The NAO said the DoH paid up to£4m more than the value of a 50 per cent share in the joint venture called Dr Foster Intelligence, and up to£1.7m in professional fees. The Information Centre did not obtain a controlling interest in Dr Foster Intelligence in return for this premium - as normally expected.

Since the deal was signed, Dr Foster Intelligence has projected profits 50 per cent lower than presented in the business case. In addition, the NAO estimates the size of the health informatics industry at closer to£20m a year than the£325m projected by financial advisers KPMG during contract negotiations.

The report expresses particular concern about a£50,000 payment to Dr Foster Ltd for advice about a possible relationship between the Information Centre and the private sector, agreed in March 2005, the same month that the DoH commissioned KPMG to carry out initial due diligence on Dr Foster Ltd and develop a business plan for the joint venture.

Discussions began a month earlier, when analysis from the DoH commercial directorate suggested no tender exercise would be required. Group director of strategy and business development Hugh Taylor, now permanent secretary, gained approval from ministers to open up a commercially confidential and without prejudice dialogue with Dr Foster Ltd, the report said.

The NAO described an 'urgency' to complete the deal, and confusion about the roles and accountabilities of the Information Centre and the DoH. There was a 'potential for conflict' in the roles of advisers, who were asked to help define the specification for working with the private sector, consider the options among the private sector and start dialogue with Dr Foster.

Its conclusion was damning about the damage caused to the current market in healthcare information and the possibility of restoring a level playing field.

'We consider there is a real risk this joint venture may result in a less competitive market, certainly over the three years of the agreement. While the Information Centre has now taken steps to try to ensure equal and fair access to data and that further procurement of services is subject to competition, other providers feel Dr Foster Intelligence has 'first mover advantage'; and are not convinced there can be a level playing field.' Overall, 'we believe the rewards are not equal to the risks'.

In future, it said the DoH should use a competitive bidding process or ensure adequate benchmarks in the absence of appropriate competitors. Financial and corporate governance processes of arms length bodies should be clarified and monitored. It also called on the Information Centre to re-evaluate its investment and the annual performance of the venture.

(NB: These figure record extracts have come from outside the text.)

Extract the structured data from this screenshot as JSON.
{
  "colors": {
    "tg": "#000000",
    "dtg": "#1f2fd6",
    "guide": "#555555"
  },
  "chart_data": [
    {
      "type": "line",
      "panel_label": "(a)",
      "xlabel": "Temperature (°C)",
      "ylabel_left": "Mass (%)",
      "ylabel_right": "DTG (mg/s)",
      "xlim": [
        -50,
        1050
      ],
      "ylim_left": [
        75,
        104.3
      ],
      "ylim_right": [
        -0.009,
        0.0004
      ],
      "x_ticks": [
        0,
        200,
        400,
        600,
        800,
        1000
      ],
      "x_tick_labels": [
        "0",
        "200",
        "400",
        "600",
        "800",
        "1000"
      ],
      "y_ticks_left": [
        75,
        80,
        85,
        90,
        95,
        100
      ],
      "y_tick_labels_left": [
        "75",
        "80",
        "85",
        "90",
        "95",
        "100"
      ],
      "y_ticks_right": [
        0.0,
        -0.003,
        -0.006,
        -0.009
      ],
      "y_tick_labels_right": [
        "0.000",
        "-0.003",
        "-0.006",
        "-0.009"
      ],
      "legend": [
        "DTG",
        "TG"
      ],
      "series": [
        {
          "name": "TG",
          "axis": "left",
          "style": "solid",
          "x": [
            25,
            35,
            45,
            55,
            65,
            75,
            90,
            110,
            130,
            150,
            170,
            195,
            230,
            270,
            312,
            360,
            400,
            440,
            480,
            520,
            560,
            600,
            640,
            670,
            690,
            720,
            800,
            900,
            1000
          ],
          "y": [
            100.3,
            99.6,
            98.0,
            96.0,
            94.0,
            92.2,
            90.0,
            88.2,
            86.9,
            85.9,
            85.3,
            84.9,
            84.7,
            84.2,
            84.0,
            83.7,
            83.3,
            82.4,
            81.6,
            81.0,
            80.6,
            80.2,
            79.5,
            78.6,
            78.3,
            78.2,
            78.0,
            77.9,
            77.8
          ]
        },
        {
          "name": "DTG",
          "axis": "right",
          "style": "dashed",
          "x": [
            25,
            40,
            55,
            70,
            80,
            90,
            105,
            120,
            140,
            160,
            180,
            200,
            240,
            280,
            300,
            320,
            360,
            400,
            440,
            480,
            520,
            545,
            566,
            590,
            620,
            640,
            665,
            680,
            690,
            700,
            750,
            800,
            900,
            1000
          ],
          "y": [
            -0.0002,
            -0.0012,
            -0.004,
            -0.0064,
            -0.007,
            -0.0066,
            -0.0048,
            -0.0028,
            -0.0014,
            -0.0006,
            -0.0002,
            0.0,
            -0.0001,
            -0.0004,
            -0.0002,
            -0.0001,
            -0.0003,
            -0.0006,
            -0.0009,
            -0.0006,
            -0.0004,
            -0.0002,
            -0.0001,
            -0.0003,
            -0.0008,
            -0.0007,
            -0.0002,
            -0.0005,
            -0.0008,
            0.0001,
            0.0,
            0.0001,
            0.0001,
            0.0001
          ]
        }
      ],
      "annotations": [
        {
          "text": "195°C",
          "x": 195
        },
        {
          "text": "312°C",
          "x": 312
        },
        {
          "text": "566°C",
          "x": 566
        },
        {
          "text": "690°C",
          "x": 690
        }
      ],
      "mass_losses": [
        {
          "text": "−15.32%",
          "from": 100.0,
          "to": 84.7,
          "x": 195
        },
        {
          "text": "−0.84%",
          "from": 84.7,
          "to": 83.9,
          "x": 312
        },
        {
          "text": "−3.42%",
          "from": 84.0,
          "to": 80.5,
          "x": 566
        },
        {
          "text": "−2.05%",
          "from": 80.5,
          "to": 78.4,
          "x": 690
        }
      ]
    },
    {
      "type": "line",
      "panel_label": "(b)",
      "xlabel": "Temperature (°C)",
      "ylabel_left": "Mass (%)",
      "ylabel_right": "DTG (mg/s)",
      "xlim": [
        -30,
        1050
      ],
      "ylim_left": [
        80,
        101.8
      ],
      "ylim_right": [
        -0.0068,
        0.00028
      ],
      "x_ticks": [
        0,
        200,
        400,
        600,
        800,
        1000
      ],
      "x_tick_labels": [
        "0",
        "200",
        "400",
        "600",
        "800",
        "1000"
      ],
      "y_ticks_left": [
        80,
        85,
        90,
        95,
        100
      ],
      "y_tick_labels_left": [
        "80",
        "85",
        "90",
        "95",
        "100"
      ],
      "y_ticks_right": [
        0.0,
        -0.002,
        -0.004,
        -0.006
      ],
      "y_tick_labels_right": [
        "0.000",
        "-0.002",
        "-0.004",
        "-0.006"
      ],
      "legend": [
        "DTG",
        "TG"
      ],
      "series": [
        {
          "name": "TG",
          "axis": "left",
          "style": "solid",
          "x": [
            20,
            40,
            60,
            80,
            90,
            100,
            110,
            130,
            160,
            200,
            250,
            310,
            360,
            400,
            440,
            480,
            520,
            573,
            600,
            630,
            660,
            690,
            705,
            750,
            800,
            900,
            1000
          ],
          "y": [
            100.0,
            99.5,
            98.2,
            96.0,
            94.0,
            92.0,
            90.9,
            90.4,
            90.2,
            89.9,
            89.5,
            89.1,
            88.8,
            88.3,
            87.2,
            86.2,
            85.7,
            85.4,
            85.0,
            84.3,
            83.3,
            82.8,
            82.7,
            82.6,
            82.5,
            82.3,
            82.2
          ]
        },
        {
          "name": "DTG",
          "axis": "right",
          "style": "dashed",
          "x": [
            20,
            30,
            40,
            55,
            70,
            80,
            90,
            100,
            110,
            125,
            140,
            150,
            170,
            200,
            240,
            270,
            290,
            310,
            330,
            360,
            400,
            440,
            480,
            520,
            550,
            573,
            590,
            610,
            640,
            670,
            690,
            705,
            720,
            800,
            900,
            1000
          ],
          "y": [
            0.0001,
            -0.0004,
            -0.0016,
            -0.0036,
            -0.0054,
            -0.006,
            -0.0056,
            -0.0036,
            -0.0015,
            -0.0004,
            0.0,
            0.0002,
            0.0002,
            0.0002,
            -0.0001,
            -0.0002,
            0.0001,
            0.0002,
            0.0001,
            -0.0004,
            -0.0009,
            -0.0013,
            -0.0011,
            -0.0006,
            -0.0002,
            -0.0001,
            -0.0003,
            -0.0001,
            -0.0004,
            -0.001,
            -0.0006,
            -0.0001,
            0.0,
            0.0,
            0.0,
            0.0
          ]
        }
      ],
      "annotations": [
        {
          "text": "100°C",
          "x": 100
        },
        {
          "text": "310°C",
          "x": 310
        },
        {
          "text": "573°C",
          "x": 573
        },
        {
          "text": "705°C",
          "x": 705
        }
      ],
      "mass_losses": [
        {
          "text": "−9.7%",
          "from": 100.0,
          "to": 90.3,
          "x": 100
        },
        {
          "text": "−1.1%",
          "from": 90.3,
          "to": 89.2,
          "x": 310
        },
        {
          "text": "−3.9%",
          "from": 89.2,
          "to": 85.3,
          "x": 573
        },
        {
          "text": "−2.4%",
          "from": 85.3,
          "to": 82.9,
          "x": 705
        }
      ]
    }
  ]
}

The DoH defended its actions. Its response forms part of the report, an unusual move that is indicative of the high level of disagreement between the two parties.

The NAO first looked at the venture in October 2005 when a whistleblower wrote with concerns about its legality. The Information Centre reacted by removing a service level agreement from the contract. This lessened the need for a public tender, but removed any measurable services expected from the joint company, says the NAO.

The DoH said it had followed legal advice. The venture was not primarily about financial gain, but 'to harness private sector dynamism, efficiency and effectiveness'. It said it was not persuaded a competitive exercise would have produced a different outcome. Dr Foster Intelligence made no comment.